Par ailleurs, étant également rappelé que le démarchage de la clientèle d’une société par une société concurrente est licite en vertu du principe de la liberté du commerce et de l’industrie, sauf acte déloyal, il convient de relever que dans son attestation, Mme [U] rapporte qu’une stagiaire présente au sein de la société [Localité 4] immobilier construction, entre le 20 mai et le 29 juin 2019, a effectué des recherches dans les fichiers clients à la demande de M. [O], qui occupait à cette époque encore des fonctions commerciales au sein de cette dernière société, qu’il ne quittera que le 12 octobre 2019, ce qui ne permet pas davantage d’établir la déloyauté d’un procédé.

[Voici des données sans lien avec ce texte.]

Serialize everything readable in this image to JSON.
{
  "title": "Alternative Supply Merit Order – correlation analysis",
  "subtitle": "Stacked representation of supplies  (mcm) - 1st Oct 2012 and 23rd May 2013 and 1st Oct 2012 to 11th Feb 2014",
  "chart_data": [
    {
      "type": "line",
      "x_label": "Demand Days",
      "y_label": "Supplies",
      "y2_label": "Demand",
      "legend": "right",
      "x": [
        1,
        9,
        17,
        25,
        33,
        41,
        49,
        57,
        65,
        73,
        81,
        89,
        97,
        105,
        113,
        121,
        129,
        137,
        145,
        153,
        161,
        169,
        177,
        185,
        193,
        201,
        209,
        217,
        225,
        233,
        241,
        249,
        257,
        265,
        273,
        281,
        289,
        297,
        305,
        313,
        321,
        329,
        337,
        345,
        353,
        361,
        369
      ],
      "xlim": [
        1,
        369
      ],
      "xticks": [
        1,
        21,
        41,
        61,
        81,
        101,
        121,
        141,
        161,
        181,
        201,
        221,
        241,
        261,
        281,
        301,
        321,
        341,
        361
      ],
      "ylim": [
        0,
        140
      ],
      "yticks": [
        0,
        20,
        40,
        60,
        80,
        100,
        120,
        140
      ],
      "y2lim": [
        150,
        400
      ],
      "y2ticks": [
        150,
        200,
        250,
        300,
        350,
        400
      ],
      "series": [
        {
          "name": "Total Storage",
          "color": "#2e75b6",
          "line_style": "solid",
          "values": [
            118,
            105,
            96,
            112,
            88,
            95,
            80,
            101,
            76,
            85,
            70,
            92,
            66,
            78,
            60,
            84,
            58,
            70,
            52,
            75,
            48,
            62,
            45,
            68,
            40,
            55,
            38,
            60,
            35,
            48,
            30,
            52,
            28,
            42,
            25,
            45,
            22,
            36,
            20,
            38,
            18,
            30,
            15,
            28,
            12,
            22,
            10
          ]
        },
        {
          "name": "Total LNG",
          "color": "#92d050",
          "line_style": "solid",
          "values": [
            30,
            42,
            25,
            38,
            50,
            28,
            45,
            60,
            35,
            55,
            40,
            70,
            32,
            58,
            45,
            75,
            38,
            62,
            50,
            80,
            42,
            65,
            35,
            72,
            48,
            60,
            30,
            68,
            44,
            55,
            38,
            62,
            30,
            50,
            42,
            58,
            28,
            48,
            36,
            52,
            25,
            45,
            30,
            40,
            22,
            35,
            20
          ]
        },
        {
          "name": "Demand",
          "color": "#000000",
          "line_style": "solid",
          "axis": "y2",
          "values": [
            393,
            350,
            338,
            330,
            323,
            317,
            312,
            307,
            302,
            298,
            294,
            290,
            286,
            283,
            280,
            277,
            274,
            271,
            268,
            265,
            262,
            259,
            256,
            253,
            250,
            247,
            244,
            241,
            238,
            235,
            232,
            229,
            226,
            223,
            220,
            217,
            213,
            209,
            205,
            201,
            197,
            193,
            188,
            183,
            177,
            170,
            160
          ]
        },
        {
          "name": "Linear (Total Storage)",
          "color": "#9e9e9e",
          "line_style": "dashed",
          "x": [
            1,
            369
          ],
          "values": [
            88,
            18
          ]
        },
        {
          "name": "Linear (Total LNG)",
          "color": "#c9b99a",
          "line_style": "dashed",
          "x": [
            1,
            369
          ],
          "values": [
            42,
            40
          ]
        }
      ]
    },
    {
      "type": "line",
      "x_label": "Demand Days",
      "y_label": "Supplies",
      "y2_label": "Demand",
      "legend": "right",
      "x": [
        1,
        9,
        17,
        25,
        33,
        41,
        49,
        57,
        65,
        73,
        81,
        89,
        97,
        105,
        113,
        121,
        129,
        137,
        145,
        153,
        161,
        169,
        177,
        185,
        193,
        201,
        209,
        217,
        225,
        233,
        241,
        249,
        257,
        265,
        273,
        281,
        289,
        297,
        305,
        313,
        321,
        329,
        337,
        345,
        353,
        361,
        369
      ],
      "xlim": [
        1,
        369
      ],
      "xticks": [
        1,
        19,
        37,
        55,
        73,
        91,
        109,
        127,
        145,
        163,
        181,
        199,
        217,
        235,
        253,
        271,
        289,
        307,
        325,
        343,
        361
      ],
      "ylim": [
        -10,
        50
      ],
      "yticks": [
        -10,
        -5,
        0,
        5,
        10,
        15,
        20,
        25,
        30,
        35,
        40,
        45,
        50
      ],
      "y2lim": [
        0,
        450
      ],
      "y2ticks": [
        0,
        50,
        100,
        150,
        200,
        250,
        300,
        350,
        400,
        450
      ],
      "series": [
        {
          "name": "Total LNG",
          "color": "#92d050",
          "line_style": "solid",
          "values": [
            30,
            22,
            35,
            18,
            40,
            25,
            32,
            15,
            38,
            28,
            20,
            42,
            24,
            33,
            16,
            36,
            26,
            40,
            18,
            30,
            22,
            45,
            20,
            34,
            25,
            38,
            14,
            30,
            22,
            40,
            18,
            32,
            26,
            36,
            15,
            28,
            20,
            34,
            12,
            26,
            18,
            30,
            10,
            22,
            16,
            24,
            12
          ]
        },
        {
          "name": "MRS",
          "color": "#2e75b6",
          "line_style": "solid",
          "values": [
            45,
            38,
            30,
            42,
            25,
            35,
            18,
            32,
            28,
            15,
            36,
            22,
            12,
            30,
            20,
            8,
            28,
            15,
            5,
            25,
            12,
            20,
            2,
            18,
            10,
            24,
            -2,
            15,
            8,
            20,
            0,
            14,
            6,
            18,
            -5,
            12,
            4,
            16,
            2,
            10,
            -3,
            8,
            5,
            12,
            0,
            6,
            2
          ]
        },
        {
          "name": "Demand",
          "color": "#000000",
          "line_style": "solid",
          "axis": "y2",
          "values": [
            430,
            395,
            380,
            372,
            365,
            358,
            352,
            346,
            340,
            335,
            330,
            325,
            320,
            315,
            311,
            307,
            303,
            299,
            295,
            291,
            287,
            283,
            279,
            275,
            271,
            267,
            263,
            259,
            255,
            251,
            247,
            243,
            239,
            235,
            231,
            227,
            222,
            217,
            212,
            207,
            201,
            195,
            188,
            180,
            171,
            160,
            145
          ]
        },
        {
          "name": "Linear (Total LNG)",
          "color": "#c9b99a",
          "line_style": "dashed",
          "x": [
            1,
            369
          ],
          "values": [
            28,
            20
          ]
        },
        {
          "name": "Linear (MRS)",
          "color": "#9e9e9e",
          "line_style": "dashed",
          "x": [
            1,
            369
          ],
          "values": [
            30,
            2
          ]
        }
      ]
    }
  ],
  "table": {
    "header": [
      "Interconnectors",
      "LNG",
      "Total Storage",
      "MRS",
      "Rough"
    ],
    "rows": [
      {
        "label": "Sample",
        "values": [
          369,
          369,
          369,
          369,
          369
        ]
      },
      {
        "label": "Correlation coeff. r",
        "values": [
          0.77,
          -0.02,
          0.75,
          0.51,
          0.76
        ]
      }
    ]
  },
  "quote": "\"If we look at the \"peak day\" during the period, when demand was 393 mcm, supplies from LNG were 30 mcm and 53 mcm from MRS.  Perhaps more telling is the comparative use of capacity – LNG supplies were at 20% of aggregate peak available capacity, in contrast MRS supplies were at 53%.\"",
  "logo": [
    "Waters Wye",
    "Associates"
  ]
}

De plus, s’agissant du dénigrement, la production par la société [Localité 4] immobilier construction de l’attestation de M. [E], dont il est rapporté la preuve par la société intimée de liens de proximité et d’amitié avec les responsables de cette dernière, ne caractérise pas un dénigrement sanctionné par la responsabilité civile puisqu’il n’est pas démontré que les allégations désobligeantes auraient eu pour objectif de capter la clientèle du concurrent critiqué, l’existence d’un projet immobilier concernant M. [E] n’étant pas établie.
Enfin, en ce qui concerne les plans de la maison de M. [P], lequel avait initialement signé un contrat de construction de maisons individuelles avec la société [Localité 4] immobilier construction qui lui avait établi des plans, et qui s’est ensuite dédit faute de financement, puis qui a fait construire sa maison avec la Société maisons symbiose, il n’est pas non plus démontré par l’appelante un procédé déloyal d’appropriation desdits plans, alors que M. [P] a légitimement souhaité faire construire sa maison avec les mêmes caractéristiques (surface de 90 m² avec un étage) et avec les mêmes contraintes (sur un petit terrain de 380 m²) que prévues à l’origine, ce dont il ne se déduit pas une appropriation déloyale des plans initiaux.
En conséquence, la décision sera intégralement confirmée.
PAR CES MOTIFS :
La cour, statuant publiquement,
Confirme le jugement déféré en toutes ses dispositions,
Condamne la S.A.S. [Localité 4] immobilier construction aux dépens de l’instance d’appel,
En application de l’article 700 du code de procédure civile, condamne la S.A.S. [Localité 4] immobilier construction à payer à la S.A.S. Maisons Symbiose la somme de 2 500 euros et rejette les autres demandes.